III. The Proverbs of Solomon (10:1 - 22:16)

B. Proverbs exalting righteous living (16:1 - 22:16)

10:1 - 22:16 - (RSB) The discourses concerning wisdom and folly (chaps. 1-9) constitute a preface to the central portion of the book, which contains 375 of Solomon's proverbs. These proverbs are general principles and guidelines that may have exceptions. Any exception is not a problem of inerrancy, but a matter of the nature of proverbs. They are true as general rules.
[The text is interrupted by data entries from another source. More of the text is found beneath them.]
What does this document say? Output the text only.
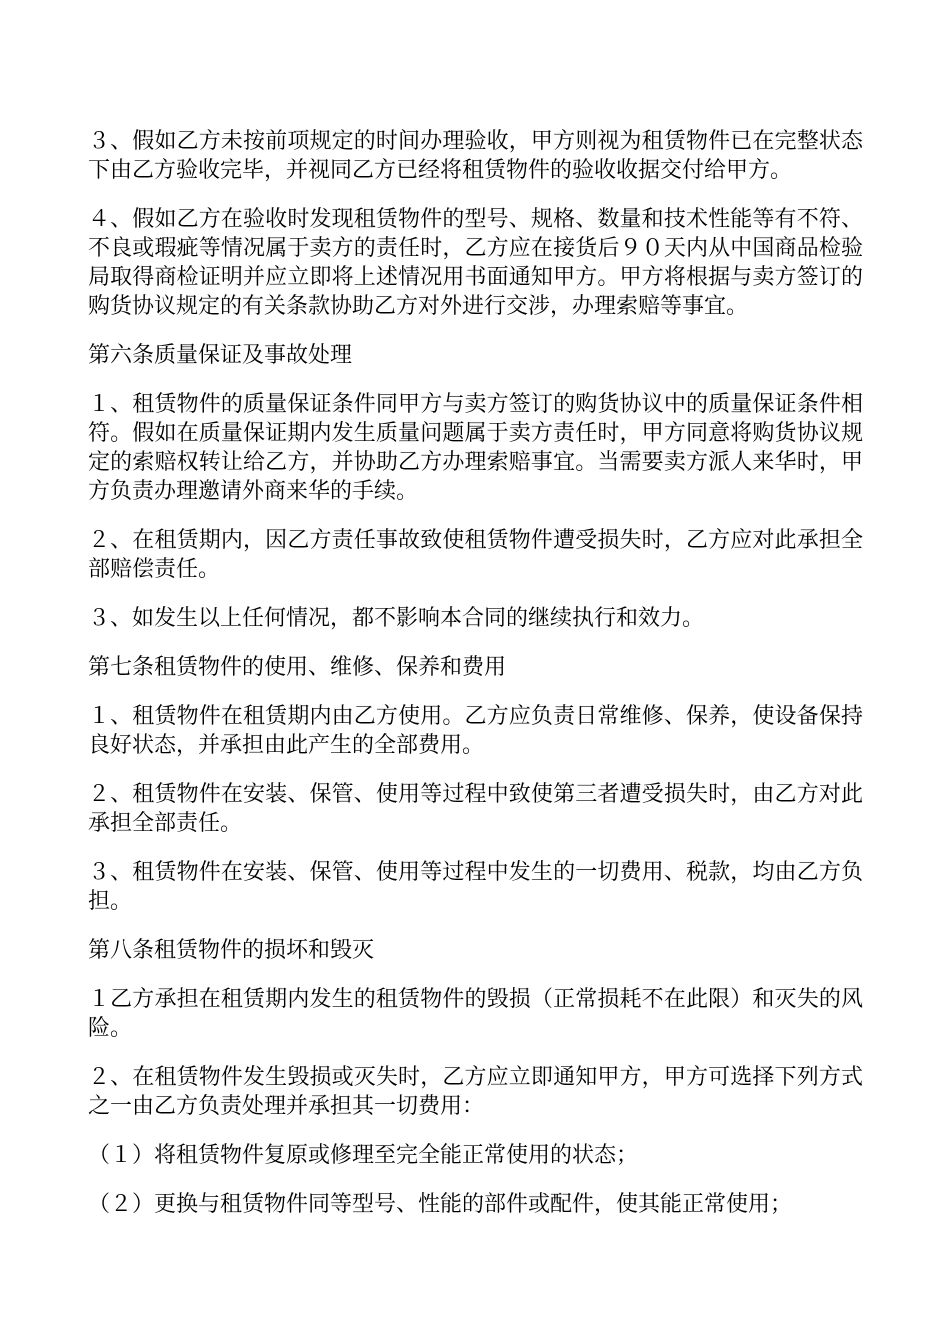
３、假如乙方未按前项规定的时间办理验收，甲方则视为租赁物件已在完整状态下由乙方验收完毕，并视同乙方已经将租赁物件的验收收据交付给甲方。

４、假如乙方在验收时发现租赁物件的型号、规格、数量和技术性能等有不符、不良或瑕疵等情况属于卖方的责任时，乙方应在接货后９０天内从中国商品检验局取得商检证明并应立即将上述情况用书面通知甲方。甲方将根据与卖方签订的购货协议规定的有关条款协助乙方对外进行交涉，办理索赔等事宜。

第六条质量保证及事故处理

１、租赁物件的质量保证条件同甲方与卖方签订的购货协议中的质量保证条件相符。假如在质量保证期内发生质量问题属于卖方责任时，甲方同意将购货协议规定的索赔权转让给乙方，并协助乙方办理索赔事宜。当需要卖方派人来华时，甲方负责办理邀请外商来华的手续。

２、在租赁期内，因乙方责任事故致使租赁物件遭受损失时，乙方应对此承担全部赔偿责任。

３、如发生以上任何情况，都不影响本合同的继续执行和效力。

第七条租赁物件的使用、维修、保养和费用

１、租赁物件在租赁期内由乙方使用。乙方应负责日常维修、保养，使设备保持良好状态，并承担由此产生的全部费用。

２、租赁物件在安装、保管、使用等过程中致使第三者遭受损失时，由乙方对此承担全部责任。

３、租赁物件在安装、保管、使用等过程中发生的一切费用、税款，均由乙方负担。

第八条租赁物件的损坏和毁灭

１乙方承担在租赁期内发生的租赁物件的毁损（正常损耗不在此限）和灭失的风险。

２、在租赁物件发生毁损或灭失时，乙方应立即通知甲方，甲方可选择下列方式之一由乙方负责处理并承担其一切费用：

（１）将租赁物件复原或修理至完全能正常使用的状态；

（２）更换与租赁物件同等型号、性能的部件或配件，使其能正常使用；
1 Through (his own) desire a man, having separated (i.e. isolated) himself (from conventioinal wisdom), seeketh and intermeddleth with (i.e. breaks out against, quarrels with, or rages against) all wisdom (i.e. all sound wisdom or wise judgment). This verse is a warning against self-centered decisions. It is opposite the thought that in the multitude of counselors there is wisdom.

2 A fool hath no delight in understanding, but that his heart may discover itself (i.e. express itself, i.e. revealing his own mind).

3 When the wicked (i.e. a wicked man or wickedness) cometh, then cometh also contempt, and with ignominy (i.e. shame, dishonor) reproach (i.e. disgrace).

4 The words of a man's mouth are as deep waters (i.e. obscure, hidden), and the wellspring of wisdom as a flowing brook (i.e. clear). [Although some men's words may be obscure, others are sources of wisdom and convey the clear truth.]

5 It is not good to accept the person of (i.e. show partiality to) the wicked, to overthrow (i.e. to turn aside, thrust aside, wrong, deprive) the righteous in judgment.

6 A fool's lips enter into contention, and his mouth calleth for strokes.

7 A fool's mouth is his destruction, and his lips are the snare of his soul.

8 The words of a talebearer (i.e. gossip) are as wounds (i.e. tasty trifles, choice morsels, dainty morsels), and they go down into the innermost parts of the belly. [Ryrie Study Bible - Hearing gossip, like eating a delicacy, gives you something others do not have, and it is remembered in the innermost parts.] The talebearer has an insatiable desire to hear gossip.

9 He also that is slothful (i.e. slack or indolent) in his work is brother to him that is a great waster (i.e. destroyer).

10 The name of the LORD (refers to the LORD Himself) is a strong tower (a place of safety to which the righteous people may flee for safety): the righteous runneth into it, and is safe.

11 The rich man's wealth is his strong city, and as an high wall (i.e. as an unscalable wall) in his own conceit (i.e. imagination). (The rich imagine that their wealth can protect them.)

12 Before destruction the heart of man is haughty (proud; haughtiness or pride results in destruction or downfall), and before honour is humility (humility results in honor).

13 He that answereth a matter before he heareth it, it is folly and shame unto him.

14 The spirit of a man will sustain his infirmity (him in his sickness - it will get him through a most difficult time); but a wounded (i.e. broken or crushed) spirit who can bear? A wounded spirit will not sustain him.